Sa conclusion par rapport au message du Neuchâtelois? « Gare à l’idéologie. A force de vouloir faire simplissime, l’on devient simpliste, critiquable, critiqué. Le danger? En étant pris à revers en raison d’erreurs manifestes, l’ensemble de ton message peut être balayé par l’opinion publique. Et, potentiellement, cela peut décrédibiliser le mouvement écologiste. »

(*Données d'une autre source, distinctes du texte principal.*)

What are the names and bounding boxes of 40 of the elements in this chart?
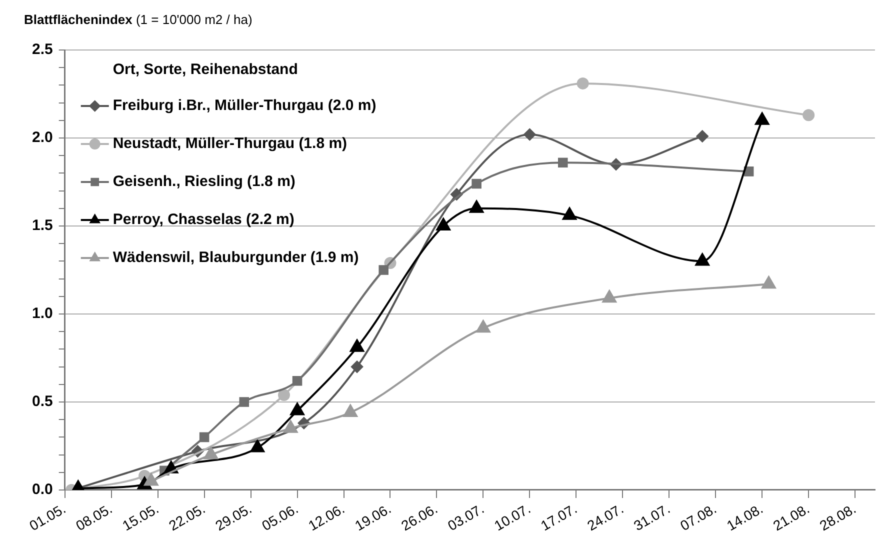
point	[204, 446, 218, 460]
point	[802, 109, 815, 122]
point	[250, 440, 264, 452]
y-tick-label: 2.0	[32, 129, 53, 146]
point	[744, 166, 754, 176]
y-tick-label: 0.5	[32, 393, 53, 410]
y-tick-label: 1.5	[32, 217, 53, 234]
point	[378, 265, 388, 275]
point	[695, 253, 710, 266]
point	[576, 77, 589, 90]
x-tick-label: 05.06.	[258, 500, 301, 534]
point	[351, 360, 364, 373]
point	[762, 276, 776, 289]
legend-title: Ort, Sorte, Reihenabstand	[112, 61, 298, 78]
x-tick-label: 07.08.	[677, 500, 720, 534]
point	[696, 130, 708, 142]
point	[284, 420, 298, 433]
point	[470, 200, 484, 213]
legend-label: Perroy, Chasselas (2.2 m)	[112, 211, 294, 228]
point	[292, 376, 302, 386]
y-axis-title: Blattflächenindex (1 = 10'000 m2 / ha)	[24, 12, 252, 27]
legend-label: Wädenswil, Blauburgunder (1.9 m)	[112, 249, 359, 266]
point	[602, 290, 616, 303]
point	[562, 207, 577, 220]
y-tick-label: 2.5	[32, 41, 53, 58]
point	[472, 178, 482, 189]
point	[524, 128, 536, 140]
point	[144, 473, 158, 486]
y-tick-label: 0.0	[32, 481, 53, 498]
point	[436, 218, 450, 230]
point	[278, 388, 290, 401]
legend-label: Geisenh., Riesling (1.8 m)	[112, 173, 296, 190]
point	[290, 402, 304, 416]
y-tick-label: 1.0	[32, 305, 53, 322]
point	[343, 404, 358, 418]
point	[558, 158, 568, 168]
point	[476, 320, 490, 333]
point	[350, 339, 364, 352]
legend-label: Freiburg i.Br., Müller-Thurgau (2.0 m)	[112, 97, 376, 114]
legend-label: Neustadt, Müller-Thurgau (1.8 m)	[112, 135, 348, 152]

La mobilité de Denis? Dans Lausanne et ses alentours, quand ce n’est pas en transports publics, lui-même se déplace essentiellement à pied et à bicyclette. Il exploite à plein la multi-modalité à sa disposition; descente au travail avec un vélo qu’il a choisi pliable pour le transporter gratuitement lors du retour à son domicile via le métro, lui épargnant ainsi un déplacement lent et ardu. Son plus grand regret avec le remplacement de la célèbre « Ficelle » est justement que le nouveau métro n’ait pas été conçu comme un ascenseur à vélo: « Avec la topographie qui la caractérise, Lausanne, pour encourager la pratique du deux-roues, se doit d’offrir de véritables remonte-pentes! Les autorités publiques agissent dans le bon sens, mais beaucoup reste à faire. »
Le vélomobile? Il avait déjà très envie de l’essayer avant même de l’avoir vu. Alors, après quelques tours de roues, son sourire n’en était que plus élargi: « C’est bluffant, c’est génial! »

Ok, chic, mais cet engin fait-il sens par rapport à la voiture? « Souviens-toi du calcul grossier que je t’expliquais tout à l’heure; poids et consommation. Donc, vu que tu dis que le vélomobile pèse environ 60kg en l’état et qu’il consomme l’équivalent de 0,1l/100km, c’est bien entendu un moyen intéressant pour remplacer une voiture lorsqu’on roule en solitaire. »
Mais alors, pourquoi la sauce ne prend-elle pas? Pourquoi voit-on en Suisse encore si peu de vélos utilisés au quotidien? « Parce que, chez nous pour l’instant, ce n’est pas un moyen de transport suffisamment rapide, facile, simple et surtout sûr pour être utilisé au quotidien par tout un chacun. Outre des infrastructures y dédiées et des solutions techniques pour les montées – comme évoqué avant – il faut aussi que les vélos soient stationnés à proximité immédiate des lieux où nous vivons et où nous nous rendons. Par exemple, un local vélo facile d’accès (pas au 2e sous-sol !) ou des douches sur le lieu de travail sont des petites choses très importantes pour faciliter la pratique du vélo. Notre grand problème, qui explique notamment le très fort taux de motorisation helvétique, c’est que l’on s’est diablement habitué au confort de la voiture; son économie d’efforts physiques, sa climatisation, sa radio, etc. Il faut rendre le vélo aussi agréable et facile à utiliser que ne l’est cette dernière. »
Pour terminer, il me parle d’Amsterdam, où il a été complètement épaté – pour aller du centre de la ville à sa périphérie à vélo – de n’avoir eu à poser le pied au sol que quelques rares fois. Il me propose de faire l’essai dans n’importe quelle ville en Suisse pour réaliser les différents niveaux de priorité qui sont donnés à ce mode de transport entre ces deux pays.
Oui, il me faut aller la voir cette ville si souvent citée en exemple. L’expérimenter concrètement, mettre des images sur les descriptions que l’on m’en a si souvent faites. Cela tombe bien, c’est justement prévu pour le mois de juillet. Je m’en réjouis déjà, ce d’autant plus que l’expérience se fera en famille, enfin réunie grâce à la pause scolaire estivale. Fantastique.